In der LLH- Süßkirschen-Versuchsanlage Wendershausen sind bereits etliche der oben beschriebenen biodiversitätsfördernden Maßnahmen etabliert worden. Nun sollen – zusätzlich zu den zwei seit 2019 bestehenden Blühwiesen – auch blühende Fahrgassen angelegt werden.

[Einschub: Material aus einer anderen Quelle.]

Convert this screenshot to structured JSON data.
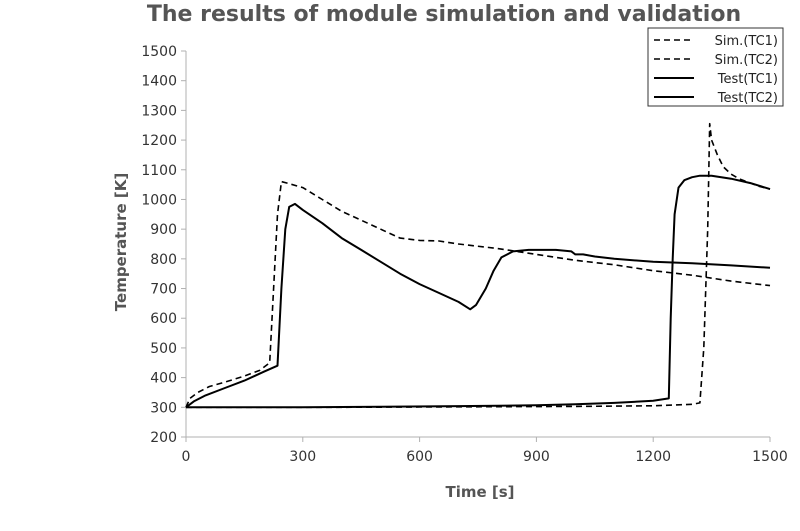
{
  "chart_data": {
    "type": "line",
    "title": "The results of module simulation and validation",
    "xlabel": "Time [s]",
    "ylabel": "Temperature [K]",
    "xlim": [
      0,
      1500
    ],
    "ylim": [
      200,
      1500
    ],
    "xticks": [
      0,
      300,
      600,
      900,
      1200,
      1500
    ],
    "yticks": [
      200,
      300,
      400,
      500,
      600,
      700,
      800,
      900,
      1000,
      1100,
      1200,
      1300,
      1400,
      1500
    ],
    "grid": false,
    "legend_position": "top-right",
    "series": [
      {
        "name": "Sim.(TC1)",
        "style": "dashed",
        "color": "#000000",
        "points": [
          [
            0,
            300
          ],
          [
            100,
            300
          ],
          [
            200,
            300
          ],
          [
            400,
            300
          ],
          [
            600,
            301
          ],
          [
            800,
            302
          ],
          [
            1000,
            303
          ],
          [
            1200,
            305
          ],
          [
            1300,
            310
          ],
          [
            1320,
            315
          ],
          [
            1330,
            500
          ],
          [
            1340,
            900
          ],
          [
            1345,
            1255
          ],
          [
            1350,
            1200
          ],
          [
            1365,
            1150
          ],
          [
            1380,
            1110
          ],
          [
            1400,
            1085
          ],
          [
            1420,
            1070
          ],
          [
            1450,
            1055
          ],
          [
            1470,
            1045
          ],
          [
            1500,
            1035
          ]
        ]
      },
      {
        "name": "Sim.(TC2)",
        "style": "dashed",
        "color": "#000000",
        "points": [
          [
            0,
            300
          ],
          [
            10,
            330
          ],
          [
            30,
            350
          ],
          [
            60,
            370
          ],
          [
            100,
            385
          ],
          [
            150,
            405
          ],
          [
            190,
            425
          ],
          [
            215,
            450
          ],
          [
            225,
            700
          ],
          [
            235,
            950
          ],
          [
            245,
            1060
          ],
          [
            260,
            1055
          ],
          [
            300,
            1040
          ],
          [
            350,
            1000
          ],
          [
            400,
            960
          ],
          [
            450,
            930
          ],
          [
            500,
            900
          ],
          [
            550,
            870
          ],
          [
            600,
            862
          ],
          [
            650,
            860
          ],
          [
            700,
            850
          ],
          [
            800,
            835
          ],
          [
            900,
            815
          ],
          [
            1000,
            795
          ],
          [
            1100,
            780
          ],
          [
            1200,
            760
          ],
          [
            1300,
            745
          ],
          [
            1400,
            725
          ],
          [
            1500,
            710
          ]
        ]
      },
      {
        "name": "Test(TC1)",
        "style": "solid",
        "color": "#000000",
        "points": [
          [
            0,
            300
          ],
          [
            200,
            300
          ],
          [
            300,
            300
          ],
          [
            500,
            302
          ],
          [
            700,
            304
          ],
          [
            800,
            305
          ],
          [
            900,
            307
          ],
          [
            1000,
            310
          ],
          [
            1100,
            315
          ],
          [
            1200,
            322
          ],
          [
            1240,
            330
          ],
          [
            1245,
            600
          ],
          [
            1250,
            800
          ],
          [
            1255,
            950
          ],
          [
            1265,
            1040
          ],
          [
            1280,
            1065
          ],
          [
            1300,
            1075
          ],
          [
            1320,
            1080
          ],
          [
            1350,
            1080
          ],
          [
            1400,
            1070
          ],
          [
            1450,
            1055
          ],
          [
            1500,
            1035
          ]
        ]
      },
      {
        "name": "Test(TC2)",
        "style": "solid",
        "color": "#000000",
        "points": [
          [
            0,
            300
          ],
          [
            20,
            320
          ],
          [
            50,
            340
          ],
          [
            100,
            365
          ],
          [
            150,
            390
          ],
          [
            200,
            420
          ],
          [
            235,
            440
          ],
          [
            245,
            700
          ],
          [
            255,
            900
          ],
          [
            265,
            975
          ],
          [
            280,
            985
          ],
          [
            300,
            965
          ],
          [
            350,
            920
          ],
          [
            400,
            870
          ],
          [
            450,
            830
          ],
          [
            500,
            790
          ],
          [
            550,
            750
          ],
          [
            600,
            715
          ],
          [
            650,
            685
          ],
          [
            700,
            655
          ],
          [
            730,
            630
          ],
          [
            745,
            645
          ],
          [
            770,
            700
          ],
          [
            790,
            760
          ],
          [
            810,
            805
          ],
          [
            840,
            825
          ],
          [
            880,
            830
          ],
          [
            950,
            830
          ],
          [
            990,
            825
          ],
          [
            1000,
            815
          ],
          [
            1020,
            815
          ],
          [
            1050,
            808
          ],
          [
            1100,
            800
          ],
          [
            1200,
            790
          ],
          [
            1300,
            785
          ],
          [
            1400,
            778
          ],
          [
            1500,
            770
          ]
        ]
      }
    ]
  }
}
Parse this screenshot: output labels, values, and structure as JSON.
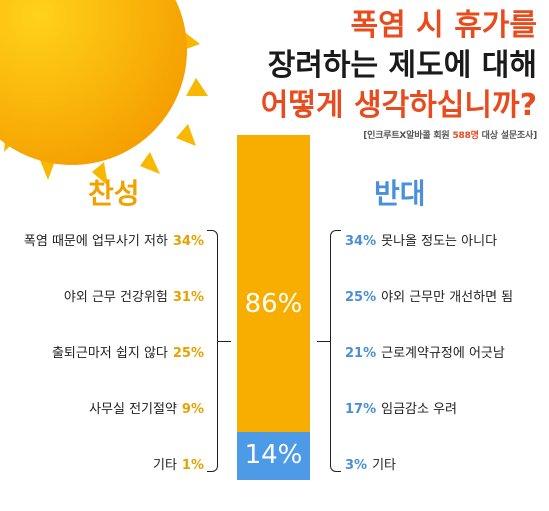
{
  "title": {
    "line1": "폭염 시 휴가를",
    "line2": "장려하는 제도에 대해",
    "line3": "어떻게 생각하십니까?",
    "subtitle_prefix": "[인크루트X알바콜 회원 ",
    "subtitle_count": "588명",
    "subtitle_suffix": " 대상 설문조사]"
  },
  "colors": {
    "yes": "#f7ae00",
    "no": "#4d9be6",
    "title_accent": "#e84c1e"
  },
  "chart_data": {
    "type": "bar",
    "title": "폭염 시 휴가를 장려하는 제도에 대해 어떻게 생각하십니까?",
    "categories": [
      "찬성",
      "반대"
    ],
    "values": [
      86,
      14
    ],
    "value_labels": [
      "86%",
      "14%"
    ],
    "breakdown": {
      "yes": {
        "label": "찬성",
        "items": [
          {
            "label": "폭염 때문에 업무사기 저하",
            "value": "34%"
          },
          {
            "label": "야외 근무 건강위험",
            "value": "31%"
          },
          {
            "label": "출퇴근마저 쉽지 않다",
            "value": "25%"
          },
          {
            "label": "사무실 전기절약",
            "value": "9%"
          },
          {
            "label": "기타",
            "value": "1%"
          }
        ]
      },
      "no": {
        "label": "반대",
        "items": [
          {
            "label": "못나올 정도는 아니다",
            "value": "34%"
          },
          {
            "label": "야외 근무만 개선하면 됨",
            "value": "25%"
          },
          {
            "label": "근로계약규정에 어긋남",
            "value": "21%"
          },
          {
            "label": "임금감소 우려",
            "value": "17%"
          },
          {
            "label": "기타",
            "value": "3%"
          }
        ]
      }
    }
  }
}
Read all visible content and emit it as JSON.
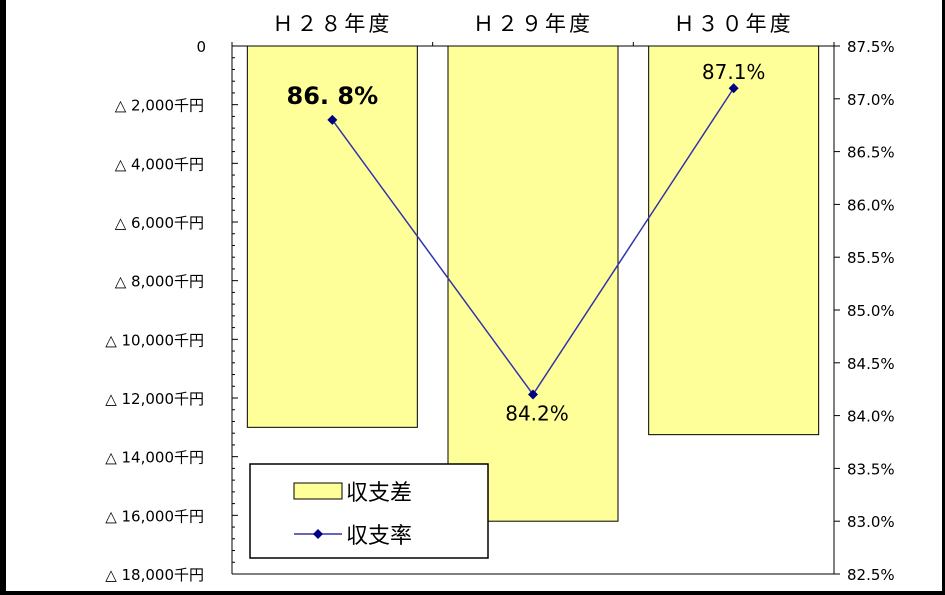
{
  "chart_data": {
    "type": "bar",
    "categories": [
      "Ｈ２８年度",
      "Ｈ２９年度",
      "Ｈ３０年度"
    ],
    "y_left": {
      "ticks": [
        "0",
        "△ 2,000千円",
        "△ 4,000千円",
        "△ 6,000千円",
        "△ 8,000千円",
        "△ 10,000千円",
        "△ 12,000千円",
        "△ 14,000千円",
        "△ 16,000千円",
        "△ 18,000千円"
      ],
      "range": [
        0,
        -18000
      ]
    },
    "y_right": {
      "ticks": [
        "87.5%",
        "87.0%",
        "86.5%",
        "86.0%",
        "85.5%",
        "85.0%",
        "84.5%",
        "84.0%",
        "83.5%",
        "83.0%",
        "82.5%"
      ],
      "range": [
        87.5,
        82.5
      ]
    },
    "series": [
      {
        "name": "収支差",
        "type": "bar",
        "axis": "left",
        "values": [
          -13000,
          -16200,
          -13250
        ],
        "color": "#ffff99"
      },
      {
        "name": "収支率",
        "type": "line",
        "axis": "right",
        "values": [
          86.8,
          84.2,
          87.1
        ],
        "labels": [
          "86. 8%",
          "84.2%",
          "87.1%"
        ],
        "color": "#000080"
      }
    ],
    "legend": {
      "placement": "bottom-left",
      "entries": [
        "収支差",
        "収支率"
      ]
    },
    "grid": false
  }
}
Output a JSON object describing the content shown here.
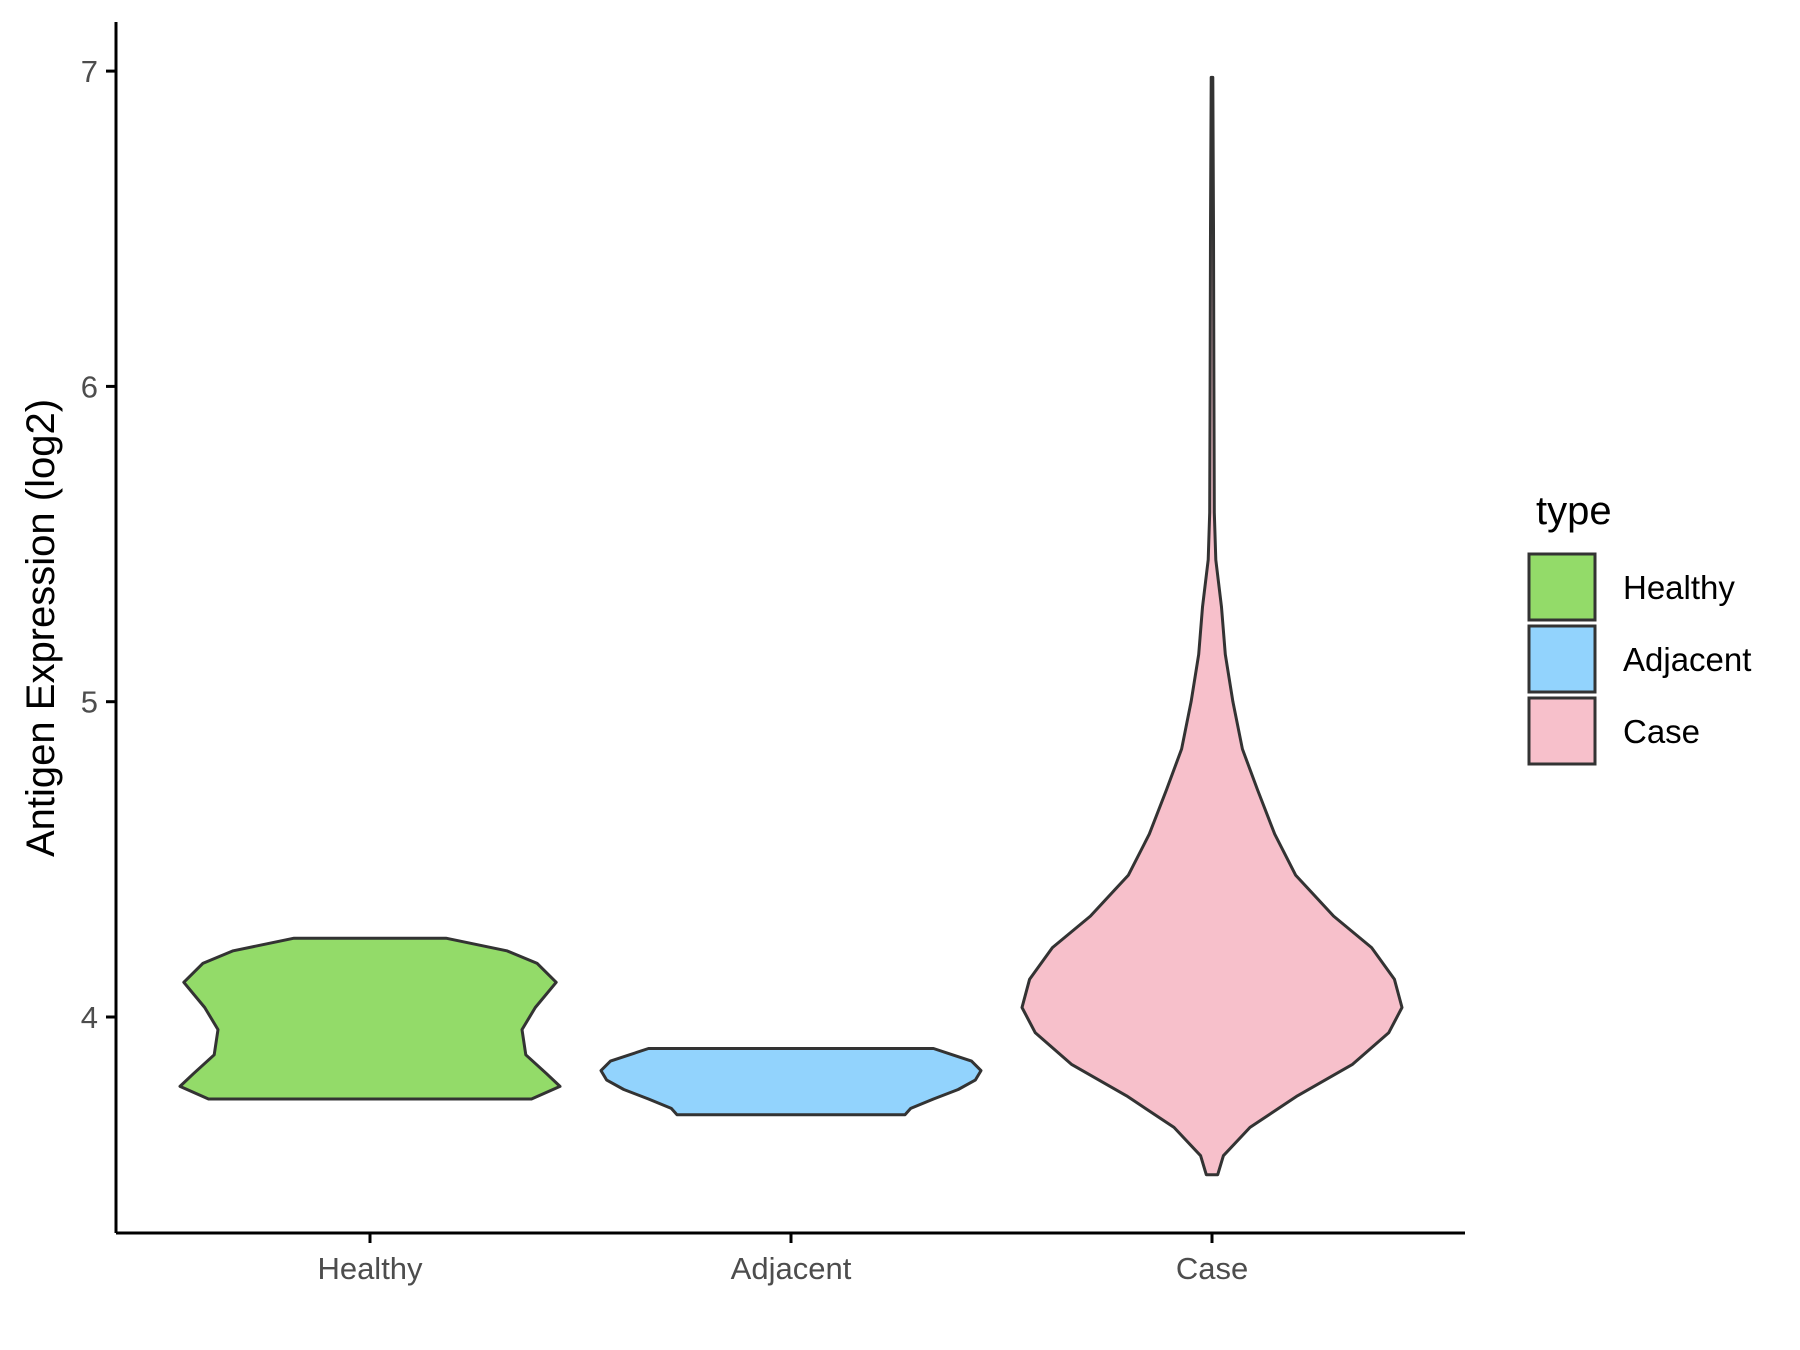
{
  "chart_data": {
    "type": "violin",
    "title": "",
    "xlabel": "",
    "ylabel": "Antigen Expression (log2)",
    "ylim": [
      3.35,
      7.15
    ],
    "yticks": [
      4,
      5,
      6,
      7
    ],
    "grid": false,
    "categories": [
      "Healthy",
      "Adjacent",
      "Case"
    ],
    "legend": {
      "title": "type",
      "position": "right",
      "items": [
        {
          "label": "Healthy",
          "color": "#93DB69"
        },
        {
          "label": "Adjacent",
          "color": "#92D3FD"
        },
        {
          "label": "Case",
          "color": "#F7C0CB"
        }
      ]
    },
    "series": [
      {
        "category": "Healthy",
        "color": "#93DB69",
        "min": 3.74,
        "max": 4.25,
        "profile": [
          [
            3.74,
            0.85
          ],
          [
            3.78,
            1.0
          ],
          [
            3.82,
            0.93
          ],
          [
            3.88,
            0.82
          ],
          [
            3.96,
            0.8
          ],
          [
            4.03,
            0.87
          ],
          [
            4.11,
            0.98
          ],
          [
            4.17,
            0.88
          ],
          [
            4.21,
            0.72
          ],
          [
            4.25,
            0.4
          ]
        ]
      },
      {
        "category": "Adjacent",
        "color": "#92D3FD",
        "min": 3.69,
        "max": 3.9,
        "profile": [
          [
            3.69,
            0.6
          ],
          [
            3.71,
            0.63
          ],
          [
            3.74,
            0.75
          ],
          [
            3.77,
            0.88
          ],
          [
            3.8,
            0.97
          ],
          [
            3.83,
            1.0
          ],
          [
            3.86,
            0.95
          ],
          [
            3.88,
            0.85
          ],
          [
            3.9,
            0.75
          ]
        ]
      },
      {
        "category": "Case",
        "color": "#F7C0CB",
        "min": 3.5,
        "max": 6.98,
        "profile": [
          [
            3.5,
            0.03
          ],
          [
            3.56,
            0.06
          ],
          [
            3.65,
            0.2
          ],
          [
            3.75,
            0.45
          ],
          [
            3.85,
            0.74
          ],
          [
            3.95,
            0.93
          ],
          [
            4.03,
            1.0
          ],
          [
            4.12,
            0.96
          ],
          [
            4.22,
            0.84
          ],
          [
            4.32,
            0.64
          ],
          [
            4.45,
            0.44
          ],
          [
            4.58,
            0.33
          ],
          [
            4.72,
            0.24
          ],
          [
            4.85,
            0.16
          ],
          [
            5.0,
            0.11
          ],
          [
            5.15,
            0.07
          ],
          [
            5.3,
            0.05
          ],
          [
            5.45,
            0.02
          ],
          [
            5.6,
            0.012
          ],
          [
            6.0,
            0.01
          ],
          [
            6.5,
            0.008
          ],
          [
            6.98,
            0.004
          ]
        ]
      }
    ]
  }
}
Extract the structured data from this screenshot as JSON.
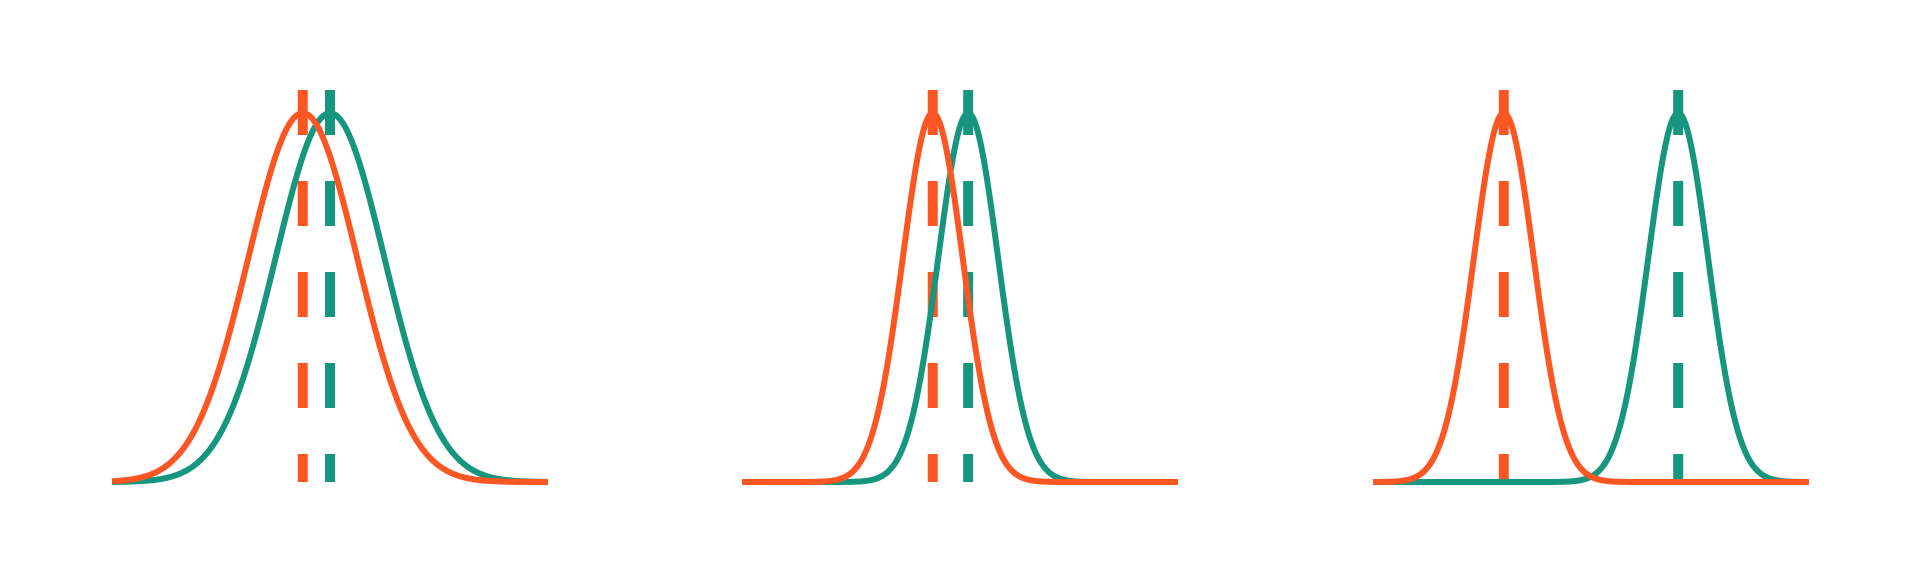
{
  "colors": {
    "series_a": "#fc5623",
    "series_b": "#16967e",
    "background": "#ffffff"
  },
  "chart_data": [
    {
      "type": "line",
      "title": "",
      "xlabel": "",
      "ylabel": "",
      "grid": false,
      "legend": "none",
      "xlim": [
        -4,
        4
      ],
      "ylim": [
        0,
        1
      ],
      "series": [
        {
          "mean": -0.5,
          "sd": 1.0,
          "peak": 1.0,
          "color_key": "series_a"
        },
        {
          "mean": 0.0,
          "sd": 1.0,
          "peak": 1.0,
          "color_key": "series_b"
        }
      ],
      "mean_markers": [
        -0.5,
        0.0
      ]
    },
    {
      "type": "line",
      "title": "",
      "xlabel": "",
      "ylabel": "",
      "grid": false,
      "legend": "none",
      "xlim": [
        -4,
        4
      ],
      "ylim": [
        0,
        1
      ],
      "series": [
        {
          "mean": -0.5,
          "sd": 0.55,
          "peak": 1.0,
          "color_key": "series_a"
        },
        {
          "mean": 0.15,
          "sd": 0.55,
          "peak": 1.0,
          "color_key": "series_b"
        }
      ],
      "mean_markers": [
        -0.5,
        0.15
      ]
    },
    {
      "type": "line",
      "title": "",
      "xlabel": "",
      "ylabel": "",
      "grid": false,
      "legend": "none",
      "xlim": [
        -4,
        4
      ],
      "ylim": [
        0,
        1
      ],
      "series": [
        {
          "mean": -1.6,
          "sd": 0.55,
          "peak": 1.0,
          "color_key": "series_a"
        },
        {
          "mean": 1.6,
          "sd": 0.55,
          "peak": 1.0,
          "color_key": "series_b"
        }
      ],
      "mean_markers": [
        -1.6,
        1.6
      ]
    }
  ]
}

In der Versuchsanlage wurden dafür im vergangenen Herbst zwei, jeweils ein Meter breite, Streifen im Abstand von vier Metern zu den Baumstreifen gegrubbert. Jetzt im Frühjahr, wenn der Boden nicht mehr gefroren und abgetrocknet ist, steht das Fräsen an. Besonders dominierende Gräser sollten mit dem Vorbereiten des Saatbetts durch ein weiteren Fräsgang innerhalb von zwei Wochen zurückgedrängt werden. Danach muss sich der Boden absetzen, damit die Samen einen guten Kontakt zur Bodenkrume und somit ausreichend Feuchtigkeit erhalten. Ausgesät wird dann eine, an vergleichbaren Standorten für den gewerblichen Obstanbau erfolgreich erprobte, Mischung mit verschiedenen Kleearten, Gräsern und anderen Wildkräutern. „Wir erhoffen uns insbesondere eine hemmende Wirkung auf die Blattlauspopulationen, die sich im vorigen Jahr besonders stark vermehrt haben“, erklärt Agata Stawinoga vom Fachgebiet Fachinformation Gartenbau des LLH.

Die AG Blühflächen des LLH berät und unterstützt die Kollegen in Wendershausen bei der Anlage der Blühstreifen.